In our second study, we have investigated how our results relate to RDU theory, which explicitly models the effect of optimism on risk taking. Being a descriptive theory of choice, RDU is agnostic regarding the psychological processes behind decision weights. The psychological determinants of decision weights can be either related to misperception/distortion of probabilities or to differential focus on outcomes. These two psychological processes may well be distinct as someone could be directing their attention on one of the outcomes while still having a perfect understanding of the probability associated with that outcome. The correlation between dispositional optimism and the parameter governing the elevation of the probability weighting function suggests that at least part of the psychological foundation of decision weights may be related to focusing.

A different theory, which we have not considered, but that can be conceptually related to our findings is the theory of salience proposed by Bordalo et al. (2012). Similarly to them and previous psychological research, we interpret focus or salience as “the phenomenon that when one’s attention is differentially directed to one portion of the environment rather than to others, the information contained in that portion will receive disproportionate weighting in subsequent judgments (Taylor & Thompson, 1982)”. In the theory of Bordalo et al. (2012), one outcome in a lottery becomes salient in comparison with other lotteries in the choice set, i.e., salience arises from the relative comparison of the size of the outcomes. Our findings deviate from their theory in two main respects. First, salience of outcomes is not evaluated relative to other lotteries but with respect to other outcomes within the same lottery. Second, people will display heterogeneity in the degree to which they focus on the positive or negative outcomes of risky prospects. Hence, while in Bordalo et al. (2012) there is no room for heterogeneity across individuals in the salience of a given lottery, our notion uncovers the heterogeneity that may exist in the weights given by different people to the upside and downside of risky prospects.

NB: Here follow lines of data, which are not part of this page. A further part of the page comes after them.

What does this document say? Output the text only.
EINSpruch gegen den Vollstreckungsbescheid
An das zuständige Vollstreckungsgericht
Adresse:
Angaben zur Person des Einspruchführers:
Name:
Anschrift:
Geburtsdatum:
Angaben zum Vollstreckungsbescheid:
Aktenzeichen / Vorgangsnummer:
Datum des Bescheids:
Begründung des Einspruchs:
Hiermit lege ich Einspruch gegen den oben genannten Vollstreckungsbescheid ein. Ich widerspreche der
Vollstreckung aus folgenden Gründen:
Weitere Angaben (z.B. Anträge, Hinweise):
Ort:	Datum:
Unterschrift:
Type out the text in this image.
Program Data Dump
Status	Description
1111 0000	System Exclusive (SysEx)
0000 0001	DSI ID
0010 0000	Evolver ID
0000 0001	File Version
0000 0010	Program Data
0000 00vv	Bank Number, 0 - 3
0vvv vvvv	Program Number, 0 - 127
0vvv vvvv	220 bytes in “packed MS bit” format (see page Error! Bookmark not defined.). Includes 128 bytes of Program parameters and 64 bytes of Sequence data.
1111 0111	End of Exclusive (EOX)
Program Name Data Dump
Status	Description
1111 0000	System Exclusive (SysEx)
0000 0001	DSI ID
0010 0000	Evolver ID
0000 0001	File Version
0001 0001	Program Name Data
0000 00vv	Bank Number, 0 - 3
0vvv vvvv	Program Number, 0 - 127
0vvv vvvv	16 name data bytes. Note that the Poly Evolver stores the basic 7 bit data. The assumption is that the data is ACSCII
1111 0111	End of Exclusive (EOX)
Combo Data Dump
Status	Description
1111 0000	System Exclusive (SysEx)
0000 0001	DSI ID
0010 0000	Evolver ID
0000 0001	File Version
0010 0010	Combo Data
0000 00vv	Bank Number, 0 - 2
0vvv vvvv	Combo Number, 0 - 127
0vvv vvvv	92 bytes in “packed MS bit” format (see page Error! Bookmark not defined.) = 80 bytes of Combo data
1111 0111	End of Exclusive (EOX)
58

Finally, we have linked optimism to process data related to focusing such as attention and memory. In particular, optimists spend more time observing the high outcome of a lottery and end up taking more risk while pessimists do the opposite. Also, optimists tend to remember more vividly a scenario in which they had a positive outcome compared to one where they experienced a negative one. This is remarkable as the outcomes in the memory task were only hypothetical. This confirms that the psychological link between optimism and risk taking seem to be based mainly on the differential focus people devote to outcomes.

Overall, our results shed light on the psychology of the relation between optimism and risk taking and can inform economic theory on the underlying psychological determinants of decision under risk. Our results are also important from a policy perspective. Attempts to align the choices of decision makers (for example managers or politicians) with those of a rational risk neutral decision maker may turn out ineffective if these attempts target probability perception or distortion. For example, attempts to reduce overweighting/underweighting of probabilities may not lead to the desired results if behavior in fact stems from focusing on outcomes. In this respect, one important question which we leave for future research is whether focusing can be nudged in order to obtain the desired amount of risk taking in firms and organizations.